Right now I am building a model of our soft execution on Intel's CPUs. Part of this model should be dedicated to CODE part. Majority of it available of the box in VTune, but I would like to have a bit more. I hope somebody here can give advice.
- What is the CODE traffic in the app. In other words how much code in MB/S is transferred over buses, memory channels, QPI, LLC<->MEM, L2<->LLC, L1<->L2. Is it possible in general? What event should be used? Right now I am using OFFCORE_RESPONSE.DEMAND_CODE_RD.LLC_MISS.ANY_RESPONSE_0 OFFCORE_RESPONSE.DEMAND_CODE_RD.LLC_HIT.ANY_RESPONSE_0 in order to get memory and LLC CODE traffic. Are there any options for the rest? How reliable are L2_TRANS.CODE_RD, L2_RQSTS.CODE_RD_MISS, L2_RQSTS.CODE_RD_HIT. Is it possible to use them for such purpose? Other options?
- How caches (LLC and L2) are portioned between CODE and DATA. Any ideas?
I am not aware of any directed testing of the performance counters for instruction cache miss traffic on recent Intel processors, so you may have to figure out how to build some of your own test cases. It looks like you have identified the relevant core counters -- if you can figure out how to build code with predictable memory access patterns you should be able to generate predictable cache miss rates at the L1 and L2 levels to test these counters. The situation may be more complex at the LLC level, as I discuss below.
The L2 and LLC are unified caches with no explicit partitioning between code and data.
Intel provides few details on cache replacement policies, but it seems likely that L1 instruction cache misses will place cache lines containing instructions into the L2 cache using the same LRU mechanism as data cache lines. There is no direct penalty if instruction cache lines get evicted from the L2 -- they are allowed to stay in the L1 instruction cache. If the line is evicted from the L1 instruction cache due to an L1 capacity or conflict overflow, it will likely remain in the LLC, so the added penalty for not forcing the line to stay in the L2 cache is not terribly large.
The situation is different with the LLC since it is inclusive. It a cache line is evicted from the LLC, it must also be evicted from all of the L2 caches and all of the L1 instruction and L1 data caches that share that LLC. If the LLC evicts actively used instruction cache lines, then the processor will likely stall for a long time while the instruction cache lines are brought back into the L1 instruction cache from memory. To prevent the LLC from evicting lines (either instruction or data) in active use by the L1 and/or L2 caches, it is possible to send "hints" to the LLC that certain lines are in active use and should not not be allowed to "age" to the LRU position. A fair number of papers in this area are from Intel, so it is not inconceivable that Intel may have implemented mechanisms that reduce the turnover of active instruction cache lines in the LLC. This would not amount to anything resembling static partitioning, but could result in unanticipated cache hit/miss behavior.
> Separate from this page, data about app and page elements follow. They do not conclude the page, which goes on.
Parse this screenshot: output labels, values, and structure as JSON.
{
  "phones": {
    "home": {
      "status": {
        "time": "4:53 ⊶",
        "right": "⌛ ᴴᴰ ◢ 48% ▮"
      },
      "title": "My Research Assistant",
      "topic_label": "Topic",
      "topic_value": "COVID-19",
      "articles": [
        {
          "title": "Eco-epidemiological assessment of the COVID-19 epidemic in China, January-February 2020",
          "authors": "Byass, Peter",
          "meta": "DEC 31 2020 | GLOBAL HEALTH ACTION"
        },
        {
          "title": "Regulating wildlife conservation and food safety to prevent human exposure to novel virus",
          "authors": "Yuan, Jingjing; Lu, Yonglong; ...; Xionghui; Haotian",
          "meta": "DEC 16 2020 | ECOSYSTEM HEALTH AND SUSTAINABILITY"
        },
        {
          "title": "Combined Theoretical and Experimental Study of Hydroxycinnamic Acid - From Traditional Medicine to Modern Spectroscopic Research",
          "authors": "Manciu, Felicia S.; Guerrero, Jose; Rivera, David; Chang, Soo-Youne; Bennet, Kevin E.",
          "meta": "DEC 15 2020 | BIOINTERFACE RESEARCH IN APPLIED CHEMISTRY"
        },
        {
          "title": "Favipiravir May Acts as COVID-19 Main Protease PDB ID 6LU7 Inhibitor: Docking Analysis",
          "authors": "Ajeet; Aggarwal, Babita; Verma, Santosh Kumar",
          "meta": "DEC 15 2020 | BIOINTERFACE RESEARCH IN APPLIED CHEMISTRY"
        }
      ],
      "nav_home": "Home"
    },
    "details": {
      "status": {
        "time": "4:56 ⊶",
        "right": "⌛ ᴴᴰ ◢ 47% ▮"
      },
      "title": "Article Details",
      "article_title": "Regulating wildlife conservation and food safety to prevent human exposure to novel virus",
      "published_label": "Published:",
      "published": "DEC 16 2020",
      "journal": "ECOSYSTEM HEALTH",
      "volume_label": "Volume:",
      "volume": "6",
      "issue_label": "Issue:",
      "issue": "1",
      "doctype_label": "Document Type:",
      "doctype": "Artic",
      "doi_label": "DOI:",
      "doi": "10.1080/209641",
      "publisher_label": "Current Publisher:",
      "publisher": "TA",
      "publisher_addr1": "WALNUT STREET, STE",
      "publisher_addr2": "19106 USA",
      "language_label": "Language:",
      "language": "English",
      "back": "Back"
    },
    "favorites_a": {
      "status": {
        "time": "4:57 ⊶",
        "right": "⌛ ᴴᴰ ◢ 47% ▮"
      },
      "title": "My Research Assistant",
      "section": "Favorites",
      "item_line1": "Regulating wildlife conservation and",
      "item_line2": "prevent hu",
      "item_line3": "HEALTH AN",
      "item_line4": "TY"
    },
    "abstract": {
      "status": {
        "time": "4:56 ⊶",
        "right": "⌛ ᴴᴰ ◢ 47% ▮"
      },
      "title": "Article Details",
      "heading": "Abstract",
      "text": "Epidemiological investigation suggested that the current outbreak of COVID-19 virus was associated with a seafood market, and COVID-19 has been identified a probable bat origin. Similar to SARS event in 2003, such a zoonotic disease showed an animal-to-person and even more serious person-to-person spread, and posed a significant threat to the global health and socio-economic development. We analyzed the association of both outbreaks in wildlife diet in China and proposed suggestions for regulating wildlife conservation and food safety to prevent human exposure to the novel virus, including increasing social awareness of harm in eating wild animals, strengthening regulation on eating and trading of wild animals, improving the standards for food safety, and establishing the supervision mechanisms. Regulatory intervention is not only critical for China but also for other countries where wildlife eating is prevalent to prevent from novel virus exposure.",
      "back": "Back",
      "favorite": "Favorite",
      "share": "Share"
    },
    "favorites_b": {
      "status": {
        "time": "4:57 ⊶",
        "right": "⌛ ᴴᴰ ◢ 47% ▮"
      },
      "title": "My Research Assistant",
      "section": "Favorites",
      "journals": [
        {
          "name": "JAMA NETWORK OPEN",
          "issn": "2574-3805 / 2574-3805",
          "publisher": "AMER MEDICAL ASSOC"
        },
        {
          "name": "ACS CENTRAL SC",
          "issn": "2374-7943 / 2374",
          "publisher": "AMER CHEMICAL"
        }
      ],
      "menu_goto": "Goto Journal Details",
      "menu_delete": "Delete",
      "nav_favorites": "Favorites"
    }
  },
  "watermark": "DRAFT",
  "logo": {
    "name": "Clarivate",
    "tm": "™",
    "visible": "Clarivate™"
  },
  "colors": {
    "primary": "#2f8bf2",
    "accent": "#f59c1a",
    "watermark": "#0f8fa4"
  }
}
Volume 3 of the Intel SW Developers Manual discusses a feature of future Intel Xeon processors called "Cache Allocation Technology" (section 17.15 of document 325384-052). I don't see any specific references to instruction vs data caching in this discussion, but it could certainly be used to provide priority to instruction-cache-miss-heavy applications over data-cache-miss-heavy applications, which would result in an apparent bias toward instruction caching in the LLC. (Of course it could be configured in the opposite way as well.)